Любитель книг, особенно примечаний и комментариев, никогда не пропускающий напечатанного мелким шрифтом, Кундуш обладал широкими, но разбросанными знаниями, с удовольствием беседовал на всякие отвлеченные темы и по всем вопросам имел какой-то свой взгляд. Вся его натура протестовала против лагерного режима, против насилия. Личное свое мужество он доказал позднее, в смелой поездке на свидание к заключенной девушке-испанке, дочери кого-то из членов мадридского правительства.
Кундуш был рыхлого сложения. Все мы, конечно, ели кошек, собак, белок и ворон и, конечно, конскую падаль – если могли достать. Но став фельдшерами, мы этого не делали. Кундуш, работая в нервном отделении, сварил в стерилизаторе кошку и съел ее один. Скандал едва удалось потушить. С господином Голодом Кундуш встречался на прииске и хорошо запомнил его лицо.

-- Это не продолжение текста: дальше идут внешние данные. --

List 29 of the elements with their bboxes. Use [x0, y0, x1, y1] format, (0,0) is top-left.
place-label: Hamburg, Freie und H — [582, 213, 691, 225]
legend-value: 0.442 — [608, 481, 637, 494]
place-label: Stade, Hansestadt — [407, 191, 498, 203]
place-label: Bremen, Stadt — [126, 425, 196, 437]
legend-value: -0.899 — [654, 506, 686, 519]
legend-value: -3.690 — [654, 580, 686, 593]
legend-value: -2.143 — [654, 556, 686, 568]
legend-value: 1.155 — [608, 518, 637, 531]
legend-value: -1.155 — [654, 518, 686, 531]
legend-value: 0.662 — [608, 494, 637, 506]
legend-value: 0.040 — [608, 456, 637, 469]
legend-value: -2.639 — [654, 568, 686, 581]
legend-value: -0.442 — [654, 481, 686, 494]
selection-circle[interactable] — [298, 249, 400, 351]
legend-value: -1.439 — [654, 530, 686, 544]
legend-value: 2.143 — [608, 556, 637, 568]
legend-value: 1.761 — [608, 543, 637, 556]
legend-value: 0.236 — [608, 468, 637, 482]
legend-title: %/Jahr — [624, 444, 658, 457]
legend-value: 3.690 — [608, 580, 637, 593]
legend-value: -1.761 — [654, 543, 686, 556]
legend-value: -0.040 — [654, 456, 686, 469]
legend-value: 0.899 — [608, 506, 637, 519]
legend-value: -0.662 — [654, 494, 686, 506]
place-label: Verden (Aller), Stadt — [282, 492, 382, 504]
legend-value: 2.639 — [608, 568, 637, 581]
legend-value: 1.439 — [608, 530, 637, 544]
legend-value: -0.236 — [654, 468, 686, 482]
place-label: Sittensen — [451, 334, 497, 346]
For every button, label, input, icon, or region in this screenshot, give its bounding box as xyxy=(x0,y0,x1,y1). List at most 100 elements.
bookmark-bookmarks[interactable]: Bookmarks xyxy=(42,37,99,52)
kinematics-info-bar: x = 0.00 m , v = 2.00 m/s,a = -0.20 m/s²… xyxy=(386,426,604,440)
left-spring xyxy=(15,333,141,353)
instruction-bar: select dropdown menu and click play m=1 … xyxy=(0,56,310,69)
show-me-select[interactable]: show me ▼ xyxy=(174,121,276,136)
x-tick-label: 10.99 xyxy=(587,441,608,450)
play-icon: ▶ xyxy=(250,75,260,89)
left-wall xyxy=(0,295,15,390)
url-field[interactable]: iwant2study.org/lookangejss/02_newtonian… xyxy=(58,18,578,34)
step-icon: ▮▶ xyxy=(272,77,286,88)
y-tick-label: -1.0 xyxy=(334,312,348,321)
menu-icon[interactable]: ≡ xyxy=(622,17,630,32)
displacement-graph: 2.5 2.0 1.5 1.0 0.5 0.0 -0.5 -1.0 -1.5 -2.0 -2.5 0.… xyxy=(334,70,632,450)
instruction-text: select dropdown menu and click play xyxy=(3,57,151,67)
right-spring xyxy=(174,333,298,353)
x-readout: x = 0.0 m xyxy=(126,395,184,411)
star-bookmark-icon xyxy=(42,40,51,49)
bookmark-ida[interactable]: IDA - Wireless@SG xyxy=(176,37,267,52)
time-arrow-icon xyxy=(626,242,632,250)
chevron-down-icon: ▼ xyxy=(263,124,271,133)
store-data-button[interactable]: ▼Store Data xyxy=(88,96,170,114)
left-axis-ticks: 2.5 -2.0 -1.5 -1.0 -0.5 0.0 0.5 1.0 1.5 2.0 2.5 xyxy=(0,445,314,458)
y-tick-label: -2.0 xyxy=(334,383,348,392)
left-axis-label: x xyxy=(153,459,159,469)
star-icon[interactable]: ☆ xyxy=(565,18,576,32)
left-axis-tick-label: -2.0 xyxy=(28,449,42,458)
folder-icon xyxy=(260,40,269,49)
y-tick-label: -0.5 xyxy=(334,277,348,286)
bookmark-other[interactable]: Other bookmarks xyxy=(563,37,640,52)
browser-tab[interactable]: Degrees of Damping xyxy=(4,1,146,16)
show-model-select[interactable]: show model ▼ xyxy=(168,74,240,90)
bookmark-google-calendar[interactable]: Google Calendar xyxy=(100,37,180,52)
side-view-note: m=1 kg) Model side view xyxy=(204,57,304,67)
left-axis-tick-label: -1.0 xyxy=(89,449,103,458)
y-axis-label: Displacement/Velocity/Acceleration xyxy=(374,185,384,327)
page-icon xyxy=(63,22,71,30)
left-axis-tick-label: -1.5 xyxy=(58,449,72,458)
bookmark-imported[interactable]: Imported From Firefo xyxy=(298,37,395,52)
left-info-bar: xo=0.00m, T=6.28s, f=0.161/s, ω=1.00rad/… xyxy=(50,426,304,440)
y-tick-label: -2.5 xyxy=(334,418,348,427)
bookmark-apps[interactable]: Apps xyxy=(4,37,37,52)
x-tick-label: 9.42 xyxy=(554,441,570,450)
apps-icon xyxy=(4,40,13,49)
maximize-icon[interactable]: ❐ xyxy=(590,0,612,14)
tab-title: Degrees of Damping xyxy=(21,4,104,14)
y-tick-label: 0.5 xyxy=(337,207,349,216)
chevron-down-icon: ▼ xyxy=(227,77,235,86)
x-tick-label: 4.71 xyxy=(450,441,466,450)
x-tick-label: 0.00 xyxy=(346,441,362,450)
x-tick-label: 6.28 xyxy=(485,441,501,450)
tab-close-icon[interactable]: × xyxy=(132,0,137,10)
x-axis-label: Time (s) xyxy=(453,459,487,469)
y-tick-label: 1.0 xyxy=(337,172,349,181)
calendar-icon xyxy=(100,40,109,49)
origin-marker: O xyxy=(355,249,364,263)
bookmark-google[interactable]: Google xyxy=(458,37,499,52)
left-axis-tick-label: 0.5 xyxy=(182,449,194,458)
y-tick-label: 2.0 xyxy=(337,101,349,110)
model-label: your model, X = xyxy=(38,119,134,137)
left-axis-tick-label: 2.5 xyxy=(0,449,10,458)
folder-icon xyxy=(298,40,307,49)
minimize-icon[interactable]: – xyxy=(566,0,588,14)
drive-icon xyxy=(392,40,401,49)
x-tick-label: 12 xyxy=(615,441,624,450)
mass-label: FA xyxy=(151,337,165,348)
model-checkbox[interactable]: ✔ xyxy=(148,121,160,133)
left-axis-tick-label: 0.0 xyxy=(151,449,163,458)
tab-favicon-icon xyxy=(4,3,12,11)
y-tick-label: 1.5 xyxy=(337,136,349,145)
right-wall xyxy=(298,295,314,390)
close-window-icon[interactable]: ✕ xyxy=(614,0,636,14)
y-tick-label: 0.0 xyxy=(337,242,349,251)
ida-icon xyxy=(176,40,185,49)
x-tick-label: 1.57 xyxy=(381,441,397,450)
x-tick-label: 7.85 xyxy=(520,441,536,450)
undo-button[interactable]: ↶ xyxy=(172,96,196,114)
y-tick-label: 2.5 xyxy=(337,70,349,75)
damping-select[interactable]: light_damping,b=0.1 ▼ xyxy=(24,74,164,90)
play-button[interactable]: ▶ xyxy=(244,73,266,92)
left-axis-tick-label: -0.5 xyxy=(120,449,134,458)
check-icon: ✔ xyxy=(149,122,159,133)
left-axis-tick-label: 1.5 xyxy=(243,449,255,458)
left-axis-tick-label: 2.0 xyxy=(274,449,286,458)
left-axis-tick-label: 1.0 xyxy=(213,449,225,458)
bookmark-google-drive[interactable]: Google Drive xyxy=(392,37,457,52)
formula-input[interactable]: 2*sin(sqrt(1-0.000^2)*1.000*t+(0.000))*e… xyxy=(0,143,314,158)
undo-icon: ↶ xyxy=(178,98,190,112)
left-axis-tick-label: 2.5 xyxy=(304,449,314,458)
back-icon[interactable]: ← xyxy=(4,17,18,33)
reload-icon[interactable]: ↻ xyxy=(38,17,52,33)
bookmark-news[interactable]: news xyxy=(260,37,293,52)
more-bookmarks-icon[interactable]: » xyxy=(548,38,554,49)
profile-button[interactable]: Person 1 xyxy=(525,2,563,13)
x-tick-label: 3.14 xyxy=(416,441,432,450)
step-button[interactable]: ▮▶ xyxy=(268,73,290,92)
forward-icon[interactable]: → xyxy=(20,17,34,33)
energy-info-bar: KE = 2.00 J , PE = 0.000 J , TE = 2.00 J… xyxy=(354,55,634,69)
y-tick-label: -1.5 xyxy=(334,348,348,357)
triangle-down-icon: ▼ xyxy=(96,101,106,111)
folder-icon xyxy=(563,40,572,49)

Все ли рассказывал Кундуш о себе? Кто знает? Да и зачем это знать? «Не веришь – прими за сказку». В лагере не спрашивают ни о прошлом, ни о будущем.
Слева от меня сидел Баратели, грузин, осужденный за какое-то служебное преступление. Русским языком он владел плохо. На курсах он нашел земляка – преподавателя фармакологии, нашел поддержку и материальную, и моральную. Прийти поздно вечером в «кабинку» при больничном отделении, где сухо и тепло, как в летнем хвойном лесу, напиться чаю с сахаром или поесть не спеша перловой каши с крупными брызгами подсолнечного масла, чувствовать ноющую, расслабляющую радость всех оживающих мускулов – разве это не предел чудес для человека с прииска? А Баратели был на прииске.
Кундуш, я и Баратели сидели за четвертым столом. Третий стол был короче других – там был выступ печки-голландки, и сидели за этим столом двое – Сергеев и Петрашкевич. Сергеев был «бытовичок», бывший в заключении агентом снабжения – фельдшерская школа ему была не очень нужна. Занимался он небрежно. На первых практических занятиях по анатомии в морге – чего-чего, а трупов в распоряжении курсантов было сколько угодно, – Сергеев упал в обморок и был отчислен.
Петрашкевич не упал бы в обморок. Он был с прииска, да притом «литерник» по «каэровской» статье. Литер этот был нередкий в тридцать седьмом году: «осужден как член семьи», и больше ничего. Так получали «срока» дети, отцы, матери, сестры и прочие родственники осужденных. Дед Петрашкевича (не отец, а дед!) был видным украинским националистом. По этим соображениям в 1937 году был расстрелян отец Петрашкевича – украинский учитель. Сам Петрашкевич – школьник, шестнадцати лет, получил «десять рокив», «как член семьи».
Я неоднократно замечал, что заключение, особенно северное, как бы консервирует людей – их духовный рост, их способности замирают на уровне времени ареста. Этот анабиоз длится до освобождения. Человек, просидевший в тюрьме или лагере двадцать лет, не приобретает опыта обычной жизни – школьник остается школьником, мудрый – только мудрым, но не мудрейшим.
Петрашкевичу было двадцать четыре года. Он бегал по классу, кричал, привешивал за спину Шабаева или Силайкина какие-то бумажки, пускал голубей, смеялся. Отвечал преподавателям с полной школьной выкладкой. Но был он парень неплохой, фельдшером стал хорошим. «Политики» чурался как огня и боялся читать газеты.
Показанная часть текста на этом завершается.